Redford reflects more recently on the past few years feeling like their efforts may had been sliding backwards or flat-lining. He felt that they needed a fresh new approach and new voices. He wondered what could the solution look like? Pondering such a question forced him to go back to the roots where there used to be a great separation between mainstream films and Indie films. Redford’s never changing mission statement continues to be all about creating a vehicle of opportunity where creative works can be seen. In addition, the need to cast vision to future generations is a key part to stay relevant. A change in personnel is critical to keeping new ideas and new voices connected to new generations. Goeff Gilmore entered the festival in the ‘90s and did an amazing job with his skill set: archival background expert from UCLA and he had a sixth sense for new blood. John Cooper entered the festival scene under Gilmore many years ago but today slides into the festival directorship being able to have incredible freedom to work in his expertise in technology. Both used their fabulous personal skills to connect to new filmmakers as well as to those seasoned, helping them to remain on the cutting edge.

To this day, Redford takes the festival venue very seriously and is aware of the rapid changes in the film industry, especially with technology. He continues to ask the same questions today as in the beginning: How are we doing in the market place? Are we staying out in front of things? Are we sliding back? Are we afraid to take the chance we once took? What are today’s new and fresh ideas? Redford knows that if they cease to create opportunities, then they will be the first to pull the plug.

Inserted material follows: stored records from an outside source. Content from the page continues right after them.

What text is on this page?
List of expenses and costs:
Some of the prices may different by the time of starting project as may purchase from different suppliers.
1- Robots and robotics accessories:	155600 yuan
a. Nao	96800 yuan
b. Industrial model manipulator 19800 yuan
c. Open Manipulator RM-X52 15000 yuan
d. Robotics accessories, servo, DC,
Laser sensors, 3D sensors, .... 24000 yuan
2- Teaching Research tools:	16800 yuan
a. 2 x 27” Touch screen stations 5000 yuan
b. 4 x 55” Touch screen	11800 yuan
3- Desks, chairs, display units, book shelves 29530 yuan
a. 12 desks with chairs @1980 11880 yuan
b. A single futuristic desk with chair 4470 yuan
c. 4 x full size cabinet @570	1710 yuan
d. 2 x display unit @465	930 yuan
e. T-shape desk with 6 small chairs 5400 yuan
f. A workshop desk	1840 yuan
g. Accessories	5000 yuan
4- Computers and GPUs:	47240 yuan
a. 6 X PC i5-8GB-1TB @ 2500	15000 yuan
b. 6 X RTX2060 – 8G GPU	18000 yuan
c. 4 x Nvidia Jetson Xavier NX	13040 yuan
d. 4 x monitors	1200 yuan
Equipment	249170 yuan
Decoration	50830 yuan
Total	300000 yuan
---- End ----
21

One of the festival’s greatest accomplishments has been to create and stabilize an intimate filmmaker’s community. Although the festival goals have remained intact, at times it’s been clouded by other forces i.e., Ambush whackers, the housing market and depressed economy, celebrities hanging out their own shingle to promote themselves as commercial marketing from various companies follow suit. The festival stays clear of these connections because its goal is to promote the filmmaker. Redford says, “One good thing about our tanking economy is that it has opened up space for us to evaluate and see who we really are. We seriously run the festival on a shoestring. We are a non-profit and do not want to lose that status. We are focused on the filmmaker. We see that the people who have been hanging on to the festival coat tales (mentioned above) aren’t coming back. They aren’t making enough money due to the tanking economy. Slowly the festival is going back to what is/was meant to be.” Redford and Cooper want the filmmakers in attendance and in the spotlight. They desire for their work to get exposure, to see their work cross-over to wider audiences, and to give them the chance to seize the opportunities available.

Since the early ‘90s the audiences have attended the festival from all over the world. Redford took a look at what was happening and noticed three things taking place: 1) It wasn’t only a one-way street for filmmakers, 2) The venue was open for filmmakers, musicians, and much more, i.e., the press who love to promote filmmakers, 3) It was for audiences to see films they’d not be able to see anywhere else and possibly never again. Redford’s “Ah-ha” moment allowed him to see a bigger picture to his efforts. It held true to the festival goals advocating the filmmaker. His discovery is what pleases Redford but the ultimate pleasure is when people share their words of gratitude to him and say “thank you” for creating an environment to learn, mature and grow. The words “thank you” for changing my life, for giving me the chance that I would not normally have are the words that mean everything to Redford and he says, “There is no greater joy… there is no greater reward …than to hear words of appreciation for a job well done.”